John 11:42 And I knew that thou hearest me always: but because of the people which stand by I said it, that they may believe that thou hast sent me.

John 11:43 And when he thus had spoken, he cried with a loud voice, Lazarus, come forth.

John 11:44 And he that was dead came forth, bound hand and foot with graveclothes: and his face was bound about with a napkin. Jesus saith unto them, Loose him, and let him go.

came forth. This was the last and greatest of the seven miracles of Christ which John described in order to persuade people to “believe that Jesus is the Christ, the Son of God” (John 20:31). “Many … believed on Him” as a result of this miracle (John 11:45), just as they had after His first miracle (John 2:11), and His second (John 4:53). There is little indication as to how many may have believed after the other four. After at least three of the miracles (John 5:18; 10:31; 11:53), however, those who heard of them became all the more determined to kill Him.

John 11:45 Then many of the Jews which came to Mary, and had seen the things which Jesus did, believed on him.

John 11:46 But some of them went their ways to the Pharisees, and told them what things Jesus had done.

John 11:47 Then gathered the chief priests and the Pharisees a council, and said, What do we? for this man doeth many miracles.

John 11:48 If we let him thus alone, all men will believe on him: and the Romans shall come and take away both our place and nation.

John 11:49 And one of them, named Caiaphas, being the high priest that same year, said unto them, Ye know nothing at all,

John 11:50 Nor consider that it is expedient for us, that one man should die for the people, and that the whole nation perish not.

one man should die.

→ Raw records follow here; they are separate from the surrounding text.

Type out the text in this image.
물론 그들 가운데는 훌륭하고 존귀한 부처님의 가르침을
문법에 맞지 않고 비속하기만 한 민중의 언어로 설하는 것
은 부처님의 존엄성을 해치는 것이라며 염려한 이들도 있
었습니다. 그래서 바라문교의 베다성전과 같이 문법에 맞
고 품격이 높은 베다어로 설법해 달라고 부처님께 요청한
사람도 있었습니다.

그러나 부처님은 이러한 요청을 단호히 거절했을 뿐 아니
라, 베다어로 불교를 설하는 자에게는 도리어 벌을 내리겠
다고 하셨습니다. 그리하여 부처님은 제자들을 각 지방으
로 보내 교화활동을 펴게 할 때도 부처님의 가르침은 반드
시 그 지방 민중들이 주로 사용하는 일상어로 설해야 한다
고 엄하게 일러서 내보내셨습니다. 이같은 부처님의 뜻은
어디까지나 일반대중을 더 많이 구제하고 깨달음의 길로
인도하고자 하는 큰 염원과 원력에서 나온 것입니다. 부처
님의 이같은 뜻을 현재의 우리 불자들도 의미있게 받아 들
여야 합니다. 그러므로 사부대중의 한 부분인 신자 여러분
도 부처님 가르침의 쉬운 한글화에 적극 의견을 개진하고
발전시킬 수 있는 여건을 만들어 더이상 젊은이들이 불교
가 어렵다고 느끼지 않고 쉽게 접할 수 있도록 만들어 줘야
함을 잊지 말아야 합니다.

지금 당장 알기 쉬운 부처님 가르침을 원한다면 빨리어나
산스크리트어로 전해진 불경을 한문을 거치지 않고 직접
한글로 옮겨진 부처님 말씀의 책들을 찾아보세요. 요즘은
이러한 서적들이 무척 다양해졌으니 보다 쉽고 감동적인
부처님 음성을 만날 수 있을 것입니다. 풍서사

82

Caiphas again expressed this unintended—but nevertheless fulfilled—prophecy at Jesus' trial (John 18:14).

John 11:51 And this spake he not of himself: but being high priest that year, he prophesied that Jesus should die for that nation;

he prophesied. This is a remarkable divine irony. The high priest was Caiphas who, as the presumed representative of God to the people, should have gladly received Jesus as the promised Messiah. Instead he led in His trial and condemnation (Matthew 26:65-66). Nevertheless, he was divinely inspired unwittingly to acknowledge the real mission of Christ to the Jews and the whole world (see also John 18:14), that of substitutionary sacrifice for their sins. It is also noteworthy that, in 1992, the bones of this same Caiphas were discovered in his tomb underneath the modern city.

John 11:52 And not for that nation only, but that also he should gather together in one the children of God that were scattered abroad.

not for that nation only. Caiphas actually prophesied that Jesus “should die for the people,” not just the Jews (also in John 18:14).

John 11:53 Then from that day forth they took counsel together for to put him to death.

John 11:54 Jesus therefore walked no more openly among the Jews; but went thence unto a country near to the wilderness, into a city called Ephraim, and there continued with his disciples.

John 11:55 And the Jews' passover was nigh at hand: and many went out of the country up to Jerusalem before the passover, to purify themselves.

John 11:56 Then sought they for Jesus, and spake among themselves, as they stood in the temple, What think ye, that he will not come to the feast?

John 11:57 Now both the chief priests and the Pharisees had given a commandment, that, if any man knew where he were, he should show it, that they might take him.